The horror movie “Don’t Breathe” came in number one at the box office this past weekend, becoming the newest spooky film to perform better than industry watchers expected as the horror genre continues to succeed in an often-troubled summer.
“Breathe,” which stars Stephen Lang as a man who is blind and the target of attempted theft, grossed more than $26 million in its opening weekend. “Suicide Squad,” the DC Comics film that had occupied the top spot over the past few weeks since opening in early August, came in second, taking in more than $12 million this weekend.
The animated movie “Kubo and the Two Strings,” which opened on Aug. 19, came in third, grossing almost $8 million, while the animated comedy “Sausage Party,” which originally opened on Aug. 12, placed fourth, taking in $7.7 million this past weekend.

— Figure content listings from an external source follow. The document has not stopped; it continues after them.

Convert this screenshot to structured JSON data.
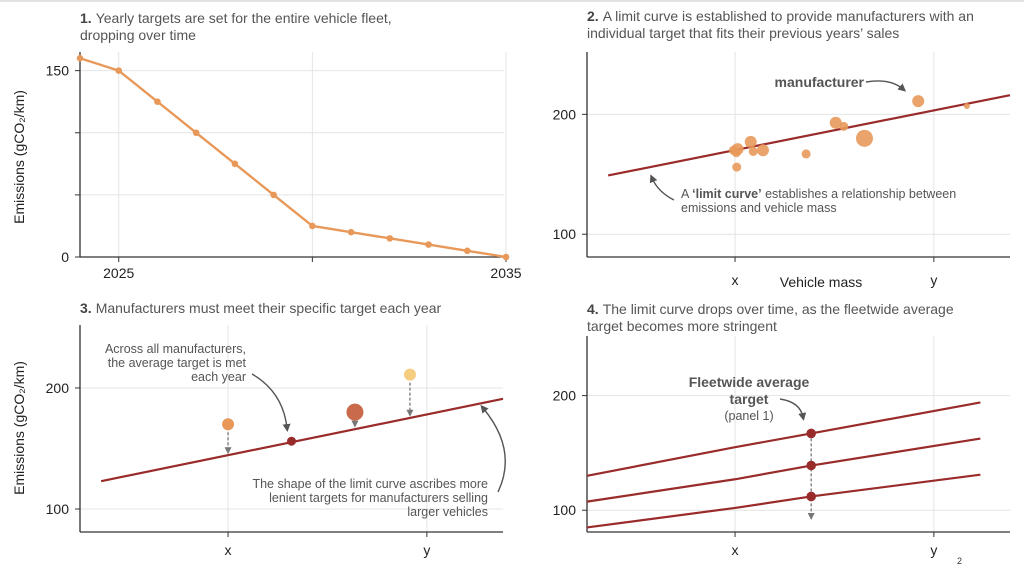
{
  "colors": {
    "series_orange": "#E8995A",
    "limit_curve": "#9A2B2B",
    "brick": "#C96B4B",
    "yellow": "#F6CC7E",
    "annotation": "#555555",
    "grid": "#e4e4e4"
  },
  "chart_data": [
    {
      "panel": 1,
      "type": "line",
      "title_num": "1.",
      "title_lines": [
        "Yearly targets are set for the entire vehicle fleet,",
        "dropping over time"
      ],
      "ylabel": "Emissions (gCO₂/km)",
      "xlabel": "",
      "x": [
        2024,
        2025,
        2026,
        2027,
        2028,
        2029,
        2030,
        2031,
        2032,
        2033,
        2034,
        2035
      ],
      "values": [
        160,
        150,
        125,
        100,
        75,
        50,
        25,
        20,
        15,
        10,
        5,
        0
      ],
      "xlim": [
        2024,
        2035
      ],
      "ylim": [
        0,
        165
      ],
      "yticks": [
        0,
        50,
        100,
        150
      ],
      "ytick_labels": [
        "0",
        "",
        "",
        "150"
      ],
      "xticks": [
        2025,
        2030,
        2035
      ],
      "xtick_labels": [
        "2025",
        "",
        "2035"
      ],
      "grid": true
    },
    {
      "panel": 2,
      "type": "scatter",
      "title_num": "2.",
      "title_lines": [
        "A limit curve is established to provide manufacturers with an",
        "individual target that fits their previous years’ sales"
      ],
      "xlabel": "Vehicle mass",
      "ylabel": "",
      "xlim": [
        0,
        100
      ],
      "ylim": [
        81,
        252
      ],
      "yticks": [
        100,
        200
      ],
      "ytick_labels": [
        "100",
        "200"
      ],
      "xticks": [
        35,
        82
      ],
      "xtick_labels": [
        "x",
        "y"
      ],
      "limit_curve": {
        "x": [
          5,
          100
        ],
        "y": [
          149,
          216
        ]
      },
      "points": [
        {
          "x": 34.6,
          "y": 170,
          "size": "s"
        },
        {
          "x": 35.3,
          "y": 168,
          "size": "s"
        },
        {
          "x": 35.6,
          "y": 171,
          "size": "m"
        },
        {
          "x": 38.7,
          "y": 177,
          "size": "m"
        },
        {
          "x": 39.3,
          "y": 169,
          "size": "s"
        },
        {
          "x": 41.6,
          "y": 170,
          "size": "m"
        },
        {
          "x": 35.4,
          "y": 156,
          "size": "s"
        },
        {
          "x": 51.8,
          "y": 167,
          "size": "s"
        },
        {
          "x": 58.8,
          "y": 193,
          "size": "m"
        },
        {
          "x": 60.7,
          "y": 190,
          "size": "s"
        },
        {
          "x": 65.6,
          "y": 180,
          "size": "l"
        },
        {
          "x": 78.3,
          "y": 211,
          "size": "m"
        },
        {
          "x": 89.8,
          "y": 207,
          "size": "xs"
        }
      ],
      "annotations": {
        "manufacturer": "manufacturer",
        "limit_curve_prefix": "A ",
        "limit_curve_bold": "‘limit curve’",
        "limit_curve_rest": " establishes a relationship between",
        "limit_curve_line2": "emissions and vehicle mass"
      },
      "grid": true
    },
    {
      "panel": 3,
      "type": "scatter",
      "title_num": "3.",
      "title_lines": [
        "Manufacturers must meet their specific target each year"
      ],
      "ylabel": "Emissions (gCO₂/km)",
      "xlabel": "",
      "xlim": [
        0,
        100
      ],
      "ylim": [
        81,
        252
      ],
      "yticks": [
        100,
        200
      ],
      "ytick_labels": [
        "100",
        "200"
      ],
      "xticks": [
        35,
        82
      ],
      "xtick_labels": [
        "x",
        "y"
      ],
      "limit_curve": {
        "x": [
          5,
          100
        ],
        "y": [
          123,
          191
        ]
      },
      "average_point": {
        "x": 50,
        "y": 156
      },
      "manufacturers": [
        {
          "x": 35,
          "y": 170,
          "target": 144,
          "color": "orange",
          "size": "m"
        },
        {
          "x": 65,
          "y": 180,
          "target": 166,
          "color": "brick",
          "size": "l"
        },
        {
          "x": 78,
          "y": 211,
          "target": 175,
          "color": "yellow",
          "size": "m"
        }
      ],
      "annotations": {
        "average_lines": [
          "Across all manufacturers,",
          "the average target is met",
          "each year"
        ],
        "shape_lines": [
          "The shape of the limit curve ascribes more",
          "lenient targets for manufacturers selling",
          "larger vehicles"
        ]
      },
      "grid": true
    },
    {
      "panel": 4,
      "type": "line",
      "title_num": "4.",
      "title_lines": [
        "The limit curve drops over time, as the fleetwide average",
        "target becomes more stringent"
      ],
      "ylabel": "",
      "xlabel": "",
      "xlim": [
        0,
        100
      ],
      "ylim": [
        81,
        252
      ],
      "yticks": [
        100,
        200
      ],
      "ytick_labels": [
        "100",
        "200"
      ],
      "xticks": [
        35,
        82
      ],
      "xtick_labels": [
        "x",
        "y"
      ],
      "series": [
        {
          "name": "curve-1",
          "x": [
            0,
            35,
            53,
            93
          ],
          "y": [
            130,
            155,
            167,
            194
          ]
        },
        {
          "name": "curve-2",
          "x": [
            0,
            35,
            53,
            93
          ],
          "y": [
            107.5,
            127,
            139,
            162.5
          ]
        },
        {
          "name": "curve-3",
          "x": [
            0,
            35,
            53,
            93
          ],
          "y": [
            85,
            102,
            112,
            131
          ]
        }
      ],
      "average_x": 53,
      "annotations": {
        "fleet_line1": "Fleetwide average",
        "fleet_line2": "target",
        "fleet_line3": "(panel 1)"
      },
      "grid": true
    }
  ],
  "artifact_text": "2"
}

The new action film “Mechanic: Resurrection,” which stars Jason Statham, opened in fifth place, grossing far less than “Breathe” with its opening weekend gross of $7.5 million.
“Breathe” became the newest entry in the horror genre to do better than some industry watchers were expecting during a summer that, in general, has been a troubled one for Hollywood.
In July, the movie “Lights Out” opened with more than $21 million, with Variety writer Brent Lang calling the result “a healthy return” and noting that the horror movie “The Conjuring 2,” which like “Lights” was released by New Line Cinema, had also done well.
This theme was echoed in June as well when the movie “The Shallows,” which stars Blake Lively as a woman threatened by a shark, opened with more than $16 million, a gross that Los Angeles Times writer David Ng wrote beat "industry expectations by about two-fold."
All these spooky films were success stories in a summer that has seen various blockbuster hopefuls underperform. What helped these movies succeed?
Vanity Fair writer Yohana Desta writes, "Horror is still untouchable," noting that it's easy for this summer's frightening films to become successes because their budgets were minor in comparison to some other movies. "The horror story ['Breathe'] joins other successful and scary summer movies, like 'The Conjuring 2,' 'Lights Out,' and 'The Purge: Election Year,' which were also made with relatively small budgets," Ms. Desta writes.
And Beatrice Verhoeven of The Wrap points out that the horror genre is usually a reliable one for Hollywood. "The real winner this season is the horror genre," she writes of this summer. "It's long been a profitable gambit for Hollywood studios, and that trend doesn't show any signs of relenting."